The ACT-Accelerator was launched last year by the WHO and other organizations to spur the development and equitable delivery of COVID vaccines, tests and therapies. The coalition has played an important role, but has grappled with external and internal challenges that have hampered its progress, according to the report published Friday. The WHO said in a statement that recommendations will be incorporated into a revised strategy.

Unitaid, one of the groups overseeing the therapies campaign, is working to ensure new treatments are ready as soon as the WHO or others approve them, but more than $3 billion is needed to fund the effort next year, a representative, Herve Verhoosel, wrote in a statement.

“With therapeutics, the pipeline is more complex and there are more entities involved than with vaccines, which makes procuring new treatments more complicated,” according to Unitaid.

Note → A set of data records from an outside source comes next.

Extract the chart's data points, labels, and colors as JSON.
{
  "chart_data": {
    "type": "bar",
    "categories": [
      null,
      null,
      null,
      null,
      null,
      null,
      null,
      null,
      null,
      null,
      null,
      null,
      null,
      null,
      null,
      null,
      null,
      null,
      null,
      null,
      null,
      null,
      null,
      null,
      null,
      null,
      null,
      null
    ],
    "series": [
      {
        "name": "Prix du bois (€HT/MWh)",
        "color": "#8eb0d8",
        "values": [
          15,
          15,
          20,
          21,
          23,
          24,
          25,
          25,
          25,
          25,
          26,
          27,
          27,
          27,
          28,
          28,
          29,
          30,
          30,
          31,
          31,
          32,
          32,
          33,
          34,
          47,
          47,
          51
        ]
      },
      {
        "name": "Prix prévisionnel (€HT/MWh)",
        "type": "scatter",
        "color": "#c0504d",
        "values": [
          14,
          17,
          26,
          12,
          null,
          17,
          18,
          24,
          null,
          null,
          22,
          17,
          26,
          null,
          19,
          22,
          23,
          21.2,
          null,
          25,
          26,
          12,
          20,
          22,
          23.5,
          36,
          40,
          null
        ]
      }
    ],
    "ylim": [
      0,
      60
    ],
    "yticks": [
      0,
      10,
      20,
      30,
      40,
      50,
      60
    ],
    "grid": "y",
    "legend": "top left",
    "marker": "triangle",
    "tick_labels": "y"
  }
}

COVID therapies could be critical for many countries due to the risk of further variants and low immunization levels. More than 55 countries had yet to vaccinate 10% of their populations as of last week.

“The countries where we don’t have widespread access to vaccines are the exact same countries where treatment will be more urgently needed,” said Suerie Moon, co-director of the Global Health Centre at the Graduate Institute of International and Development Studies in Geneva.

If new treatments like Merck’s become available soon, “rapid preemptive action” will be needed to make sure the delivery effort doesn’t face similar challenges to Covax, the report said.